Entah harus tertawa atau bahkan menangis mendengar kalimat Alfa yang membuatnya teringat mendiang sang Ibu. “Pilih pria yang shalih, Nggi. Pilih yang mencintai ibunya, salatnya tepat waktu, puasa senin kamis.” Anggi harus menahan air matanya ketika bisa mendengar suara sang ibu mengatakan hal tersebut. Di saat ia siap untuk menghalau semua usaha Alfa, Tuhan justru membuatnya melihat salah satu keistimewaan pria tersebut. Anggi mengerucutkan bibir dan tersenyum masam. Semua pikiran buruk tentang Alfa di kepalanya hilang seiring dengan informasi yang ia dapatkan beberapa detik lalu.
Setelah terdiam beberapa saat, ia memutuskan untuk mengalihkan topik pembicaraan. “Aku nulis semua hal tentang kamu di dalam buku coklatku karena tokoh di dalam novel terbaruku berdasarkan tentang dirimu.” Anggi tidak pernah merencanakan untuk mengatakan hal tersebut. Namun, saat ini, membahas isi buku coklat jauh lebih aman dari pada otaknya kembali mengulang pesan sang ibu.

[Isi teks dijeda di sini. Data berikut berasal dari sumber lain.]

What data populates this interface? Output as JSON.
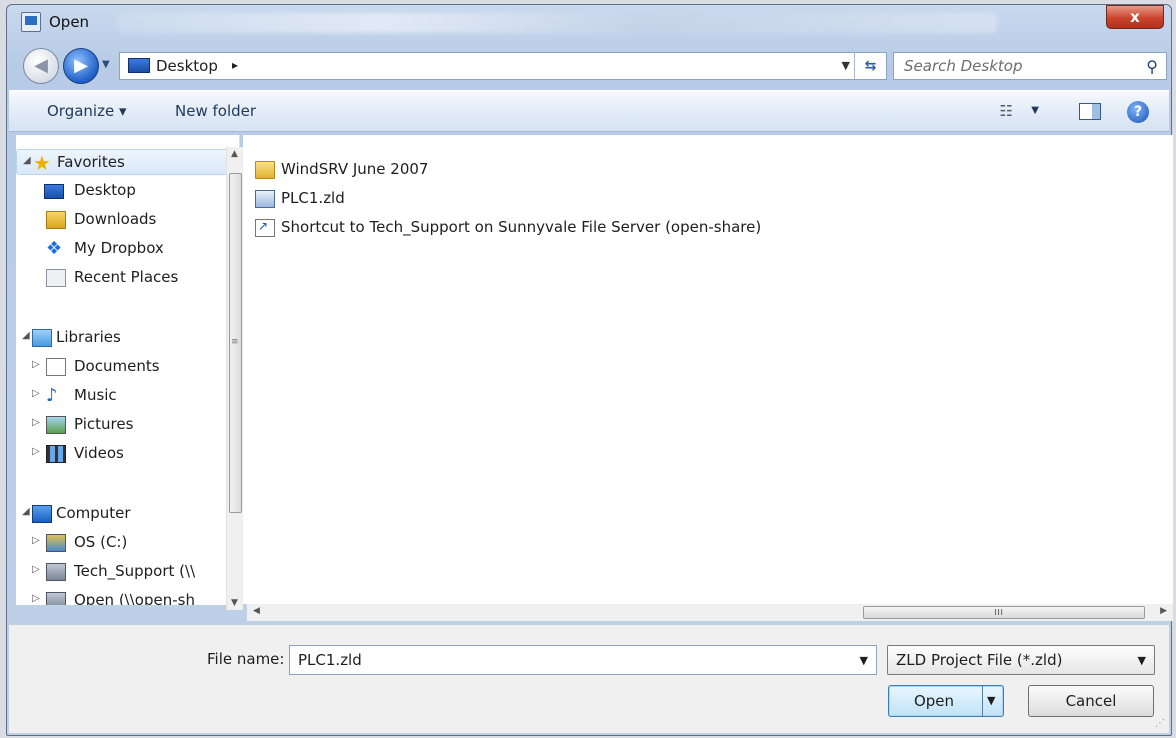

“Tunggu … aku jadi salah satu tokoh di novel kamu?” tanya Alfa padanya dengan mata berbinar dan nada yang terdengar kagum dan juga tidak percaya. “Aku jadi tokoh utama, tokoh pembantu atau jadi antagonis gitu.”
Anggi sudah bisa memperkirakan hal ini tidak akan bisa Alfa lupakan begitu saja. Ia bisa memperkirakan keusilan yang akan membuat pria itu merasa medapat angin segar dan pintu yang terbuka lebar untuk dirinya. Meski Anggi tidak membukanya. “Aku tahu!” Anggi melihat Alfa dengan bibir cemberut. “Tokoh kamu pasti ganteng, badannya tinggi, loveable guy, baik hati dan punya digital marketing agency. Iya, kan?” Ada sesuatu dari cara Alfa menyugar rambutnya, ada sinar jail seperti anak kecil yang terpancar jelas di wajah pria di depannya.
[1] Suka makan, pemakan segalanya
Untuk teman-teman yang sudah sudah jatuh cinta pada Mas Alfa ... Thank you yaaaaaa.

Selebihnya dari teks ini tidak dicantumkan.